Zooming out of decellularization, The Burn Research and Skin Regeneration Lab at Sunnybrook Hospital — led by Dr. Marc Jeschke, a U of T professor in the Department of Surgery, Department of Immunology and the Institute of Medical Science — has worked on improving outcomes for burn patients. To treat patients with large burns, Richard Y. Cheng and colleagues at the lab, and at U of T’s Institute of Biomaterials and Bioengineering, designed a handheld device that creates skin precursor sheets, essentially printing a skin-like material on the spot. These sheets were composed of fibrinogen — a protein that can recruit host cells that heal burns — and mesenchymal stromal cells, cells isolated from bone marrow, adipose, and other tissue sources that help with inflammation, the immune response, and healing. 

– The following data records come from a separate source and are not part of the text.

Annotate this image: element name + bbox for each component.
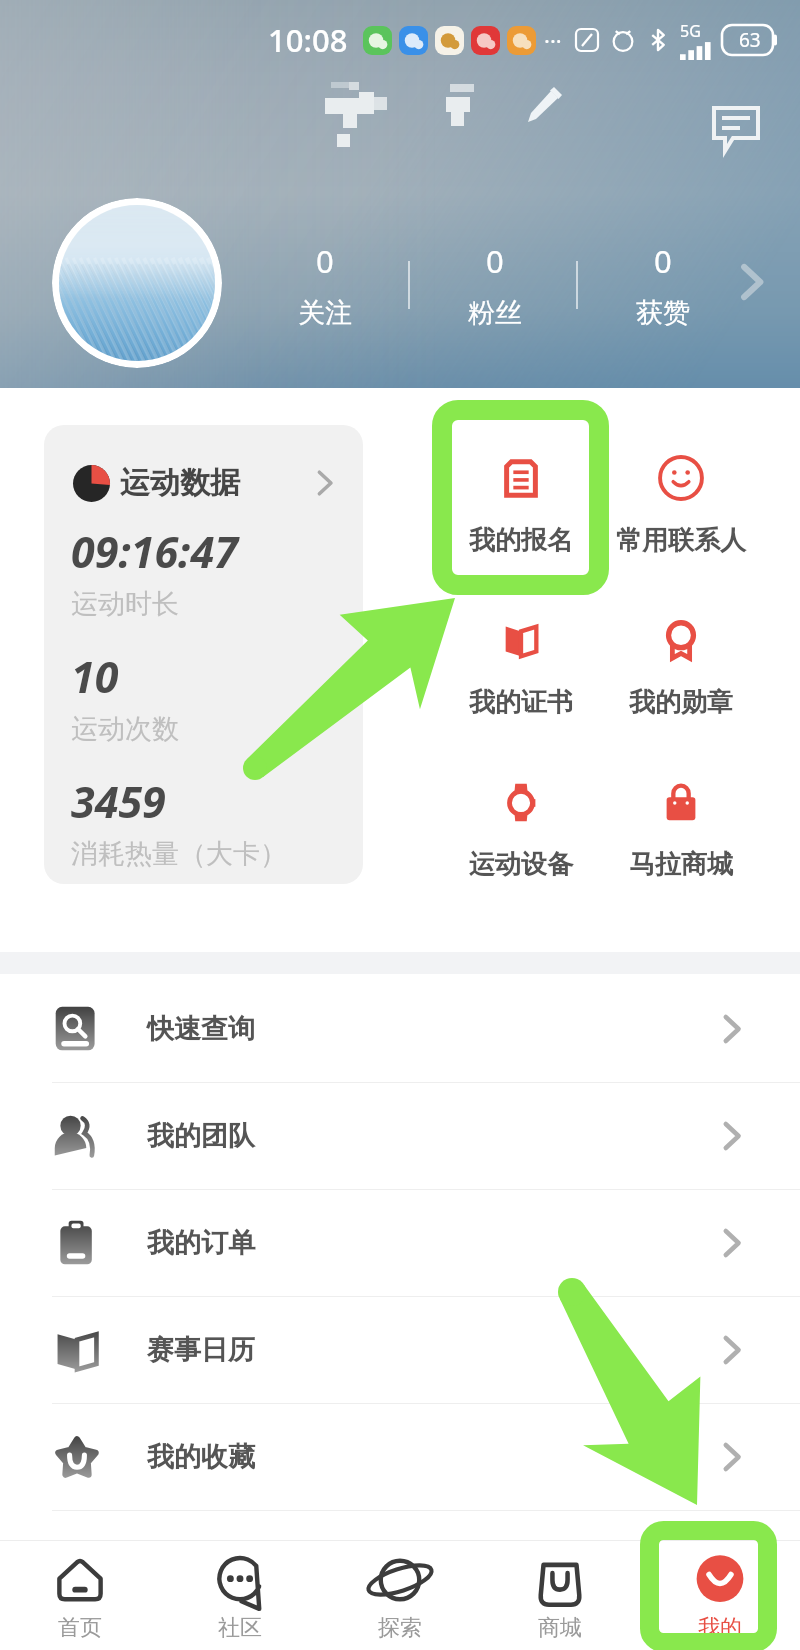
staticText: 商城 [538,1614,582,1642]
staticText: 我的订单 [147,1226,255,1260]
staticText: 10 [71,647,119,706]
button[interactable]: 赛事日历 [0,1297,800,1403]
button[interactable]: 商城 [480,1541,640,1650]
staticText: 0 [486,240,504,282]
button[interactable]: 我的勋章 [596,616,766,726]
button[interactable]: Messages [709,102,763,156]
button[interactable]: 我的团队 [0,1083,800,1189]
button[interactable]: 首页 [0,1541,160,1650]
staticText: 我的勋章 [629,686,733,719]
button[interactable]: 社区 [160,1541,320,1650]
button[interactable]: Profile avatar [52,198,222,368]
button[interactable]: 快速查询 [0,976,800,1082]
button[interactable]: 我的订单 [0,1190,800,1296]
staticText: 我的团队 [147,1119,255,1153]
staticText: 探索 [378,1614,422,1642]
staticText: 63 [739,27,761,53]
button[interactable]: Edit profile [518,78,570,130]
staticText: 运动数据 [120,464,240,502]
staticText: 快速查询 [147,1012,255,1046]
staticText: 10:08 [268,19,348,61]
staticText: 关注 [298,296,352,330]
staticText: 0 [654,240,672,282]
staticText: 运动次数 [71,712,179,746]
staticText: 09:16:47 [71,522,238,581]
staticText: 运动设备 [469,848,573,881]
button[interactable]: 我的证书 [436,616,606,726]
staticText: 常用联系人 [616,524,746,557]
staticText: 我的证书 [469,686,573,719]
button[interactable]: 0 [245,225,790,345]
button[interactable]: 运动设备 [436,778,606,888]
staticText: 我的报名 [469,524,573,557]
staticText: 0 [316,240,334,282]
staticText: 3459 [71,772,166,831]
staticText: 我的收藏 [147,1440,255,1474]
button[interactable]: 探索 [320,1541,480,1650]
staticText: 社区 [218,1614,262,1642]
button[interactable]: 设置 [0,1511,800,1617]
staticText: 5G [680,20,701,42]
button[interactable]: 常用联系人 [596,454,766,564]
button[interactable]: 我的收藏 [0,1404,800,1510]
button[interactable]: 我的报名 [436,454,606,564]
button[interactable]: 运动数据 [44,425,363,884]
staticText: 粉丝 [468,296,522,330]
staticText: 获赞 [636,296,690,330]
staticText: 运动时长 [71,587,179,621]
staticText: 消耗热量（大卡） [71,837,287,871]
staticText: ··· [544,25,562,55]
button[interactable]: 马拉商城 [596,778,766,888]
staticText: 赛事日历 [147,1333,255,1367]
button[interactable]: 我的 [640,1541,800,1650]
staticText: 马拉商城 [629,848,733,881]
staticText: 首页 [58,1614,102,1642]
staticText: 我的 [698,1614,742,1642]
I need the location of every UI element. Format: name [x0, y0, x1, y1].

The out-of-body experience of livers

Moving to the liver, Dr. Nazia Selzner, a transplant hepatologist in the Multi-Organ Transplant Program at UHN, works with the ex vivo, or “outside of the body,” platform. The platform allows scientists to maintain organs, like livers, outside the body by pumping blood through them, setting the appropriate temperature, and overall mimicking the body’s environment. 

“[The liver] feels very happy because it’s outside the body, but it has the impression that it is within the body,” said Dr. Selzner in an interview with The Varsity. Currently, the ex vivo platform allows scientists to check whether a donor’s liver is functioning well enough to be eligible for a transplant. 

In the future, the ex vivo platform could help scientists do even more. As researchers find ways to extend the amount of time organs can be kept outside of the body, new avenues could open for treating diseased livers and re-transplanting them. “For example, if a liver is too fatty, we can de-fat it on the machine, and then use it for transplant. If there is cancer, you can treat the cancer and then re-transplant it,” explained Dr. Selzner. 

Researchers still need to overcome challenges before many of these technologies can reach the clinic. For instance, despite success in the decellularization field, many current methods aren’t able to get rid of all of the cellular material on an organ, creating a risk of transplant rejection, when a transplant recipient’s immune system attacks a transplanted organ. Whether this will be an important problem clinically is an open question. 

For now, thousands of people continue to wait for organ transplants. “I believe that clinic-wise, solid organs [like the kidney] are going to be the final frontier,” said Bongolan. We’re closer to that frontier now than ever before.